8-Kıskançlık-bölüm 3

27 4 4
                                    


Düğünden bir gün sonra hava biraz soğuk ve karanlıktı, hafif yağmur da vardı. Hala düğünde olanları düşünüyordu. İki kişinin bir hafta içinde ayrılıklarını duyurmasının yakışıksız olduğunu düşünmeden Cemre'ye karşı içgüdülerine göre hareket etti.

Oldukça iyi bir gösteri yapın ve etraflarındaki dedikodu ve söylentiler için fırsatlar yaratın. Diyelim ki duygusal ya da fiziksel olmaktan çok mantıklıydı -eğer ifadeyi düzeltirseniz- bu tuhaf durumda olmazlardı.

Ne olursa olsun, eğer tekrar onun kollarında olsaydı, kendisinin de aynı şekilde davranacağını kesinlikle biliyordu.

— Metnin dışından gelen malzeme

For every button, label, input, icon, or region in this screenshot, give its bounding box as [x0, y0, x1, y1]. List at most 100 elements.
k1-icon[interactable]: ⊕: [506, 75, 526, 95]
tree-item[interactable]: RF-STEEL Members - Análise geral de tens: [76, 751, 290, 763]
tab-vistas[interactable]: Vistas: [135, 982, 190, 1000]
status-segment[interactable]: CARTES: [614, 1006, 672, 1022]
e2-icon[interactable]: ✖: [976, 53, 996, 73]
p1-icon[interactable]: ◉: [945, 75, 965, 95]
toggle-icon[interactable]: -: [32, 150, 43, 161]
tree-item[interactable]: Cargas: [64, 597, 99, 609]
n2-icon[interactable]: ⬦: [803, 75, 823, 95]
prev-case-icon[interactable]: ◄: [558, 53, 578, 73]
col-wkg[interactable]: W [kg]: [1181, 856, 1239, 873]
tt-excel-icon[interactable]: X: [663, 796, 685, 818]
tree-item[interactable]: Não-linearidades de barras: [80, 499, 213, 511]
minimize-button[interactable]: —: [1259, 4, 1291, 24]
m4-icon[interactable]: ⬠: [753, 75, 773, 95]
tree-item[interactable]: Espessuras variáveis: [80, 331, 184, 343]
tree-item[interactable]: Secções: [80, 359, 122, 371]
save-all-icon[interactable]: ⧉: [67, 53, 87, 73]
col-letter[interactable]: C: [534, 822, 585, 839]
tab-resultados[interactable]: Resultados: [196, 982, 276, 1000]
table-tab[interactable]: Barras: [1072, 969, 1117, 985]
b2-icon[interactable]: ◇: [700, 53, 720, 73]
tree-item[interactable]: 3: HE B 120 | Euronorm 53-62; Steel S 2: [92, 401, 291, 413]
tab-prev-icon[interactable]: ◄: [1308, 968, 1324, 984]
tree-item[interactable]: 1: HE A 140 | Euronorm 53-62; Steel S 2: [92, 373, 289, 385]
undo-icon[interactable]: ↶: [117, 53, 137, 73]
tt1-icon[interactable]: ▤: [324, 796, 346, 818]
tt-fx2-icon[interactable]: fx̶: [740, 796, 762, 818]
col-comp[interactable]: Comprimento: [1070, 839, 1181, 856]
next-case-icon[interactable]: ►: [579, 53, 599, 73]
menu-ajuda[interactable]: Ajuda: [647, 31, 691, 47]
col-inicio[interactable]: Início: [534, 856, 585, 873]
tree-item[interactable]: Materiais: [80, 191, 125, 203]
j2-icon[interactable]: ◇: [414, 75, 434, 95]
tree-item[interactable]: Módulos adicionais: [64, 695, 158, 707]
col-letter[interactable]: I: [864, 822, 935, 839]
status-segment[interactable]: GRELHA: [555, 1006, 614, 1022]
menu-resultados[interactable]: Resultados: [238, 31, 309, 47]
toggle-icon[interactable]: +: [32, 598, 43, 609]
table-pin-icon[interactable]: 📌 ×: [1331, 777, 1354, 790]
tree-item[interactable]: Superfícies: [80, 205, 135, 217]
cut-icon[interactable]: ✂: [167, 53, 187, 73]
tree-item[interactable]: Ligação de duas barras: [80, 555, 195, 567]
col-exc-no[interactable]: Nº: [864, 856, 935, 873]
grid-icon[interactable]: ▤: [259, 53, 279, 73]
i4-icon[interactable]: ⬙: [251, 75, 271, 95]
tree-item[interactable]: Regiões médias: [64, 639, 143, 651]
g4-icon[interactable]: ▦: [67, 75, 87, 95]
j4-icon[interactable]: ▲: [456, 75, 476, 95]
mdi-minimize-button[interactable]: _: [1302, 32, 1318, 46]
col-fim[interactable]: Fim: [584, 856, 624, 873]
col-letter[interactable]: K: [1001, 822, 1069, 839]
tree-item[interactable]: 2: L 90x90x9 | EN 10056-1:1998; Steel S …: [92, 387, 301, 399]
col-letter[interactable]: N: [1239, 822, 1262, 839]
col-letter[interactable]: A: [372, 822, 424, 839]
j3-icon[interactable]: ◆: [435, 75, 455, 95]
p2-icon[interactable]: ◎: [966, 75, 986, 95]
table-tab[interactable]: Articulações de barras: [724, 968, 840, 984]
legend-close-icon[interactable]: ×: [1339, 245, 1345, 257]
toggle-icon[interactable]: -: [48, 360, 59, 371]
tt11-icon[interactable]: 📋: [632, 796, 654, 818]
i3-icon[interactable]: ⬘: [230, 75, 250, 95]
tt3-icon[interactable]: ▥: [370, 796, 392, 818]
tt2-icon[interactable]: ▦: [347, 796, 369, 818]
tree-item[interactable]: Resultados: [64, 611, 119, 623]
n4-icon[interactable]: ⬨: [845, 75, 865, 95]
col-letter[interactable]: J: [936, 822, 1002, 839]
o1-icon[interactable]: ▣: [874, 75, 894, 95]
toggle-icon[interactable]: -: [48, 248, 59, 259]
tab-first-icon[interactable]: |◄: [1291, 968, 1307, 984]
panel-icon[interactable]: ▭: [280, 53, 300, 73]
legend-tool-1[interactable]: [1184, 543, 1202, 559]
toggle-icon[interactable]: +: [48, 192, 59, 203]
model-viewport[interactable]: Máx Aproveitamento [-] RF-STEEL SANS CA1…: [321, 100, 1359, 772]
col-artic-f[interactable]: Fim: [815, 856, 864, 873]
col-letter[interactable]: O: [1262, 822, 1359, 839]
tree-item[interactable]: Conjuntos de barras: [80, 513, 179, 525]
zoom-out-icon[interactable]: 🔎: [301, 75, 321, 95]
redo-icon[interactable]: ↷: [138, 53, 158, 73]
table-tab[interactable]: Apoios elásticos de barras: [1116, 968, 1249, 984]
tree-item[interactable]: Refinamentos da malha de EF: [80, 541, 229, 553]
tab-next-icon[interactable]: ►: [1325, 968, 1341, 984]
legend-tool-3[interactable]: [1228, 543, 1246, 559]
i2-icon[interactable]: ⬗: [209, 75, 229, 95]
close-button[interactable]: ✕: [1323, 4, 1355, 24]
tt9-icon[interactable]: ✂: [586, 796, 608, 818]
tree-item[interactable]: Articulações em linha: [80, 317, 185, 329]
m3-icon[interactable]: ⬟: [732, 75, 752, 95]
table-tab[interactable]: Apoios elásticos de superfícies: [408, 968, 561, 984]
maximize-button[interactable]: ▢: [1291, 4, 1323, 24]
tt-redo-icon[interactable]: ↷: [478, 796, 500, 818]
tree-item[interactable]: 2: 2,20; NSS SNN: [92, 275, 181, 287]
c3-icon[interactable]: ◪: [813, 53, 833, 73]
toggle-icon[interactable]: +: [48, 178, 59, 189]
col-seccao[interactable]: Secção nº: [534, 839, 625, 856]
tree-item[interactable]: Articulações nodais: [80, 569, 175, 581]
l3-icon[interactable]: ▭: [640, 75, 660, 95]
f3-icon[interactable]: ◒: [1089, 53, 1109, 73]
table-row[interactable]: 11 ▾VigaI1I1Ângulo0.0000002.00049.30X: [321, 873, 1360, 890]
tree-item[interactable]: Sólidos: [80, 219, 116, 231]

Cenk anne ve babasının evini ziyarete gitti. Onları çok özlüyordu, aile birleşimini ve küçük kız kardeşini özlüyordu. Onlarla sadece akşam yemeğine oturmayalı uzun zaman olmuştu; düğün sayılmaz. Programı işle meşguldü, onlara ayıracak boş vakti yoktu, bu yüzden onları ziyaret etmeye karar verdi ve annesi onu bu akşam onlarla akşam yemeği yemeye çağırdı.

Cenk kolunda paltosu ve ceketiyle oturma odasına doğru yürürken annesinin, ablasının ve Cemre'nin sesini duyabiliyordu...

Olduğu yerde durdu, üç kadına bakıp gülüyor ve konuşuyordu; aralarındaki güçlü bağa hayran kalmıştı; arkadaşlardı. Annesi Cemre'yi çok seviyordu, Cemre de onu çok seviyordu; ilişkileri daha çok bir anne-kız gibiydi. Cemre ile Damla kardeşten aşağı değildi. Cenk, hayatındaki öncelikli kadınların birbirleriyle uyum içinde olmasından memnundu.

Cenk'in gözleri müstakbel eski eşini inceledi. Kısa at kuyruğu ve minyon vücudunu ve altın rengi kahverengi saten bluzunu ortaya koyan bej Cheviot kalem eteğiyle yukarıdan topladığı saçları ile oldukça hoş görünüyordu. Zarif, çekici ve bir o kadar da karamsar görünümünü tamamlayacak aksesuar olarak orta boy nude patentli topuklu ayakkabılar ve inci küpeler. Onun giyim seçimini her zaman beğenmişti. Onun gibi şık ve sade. Cemre'nin elinde ceketi ve çantası vardı. Gidiyor olmalı.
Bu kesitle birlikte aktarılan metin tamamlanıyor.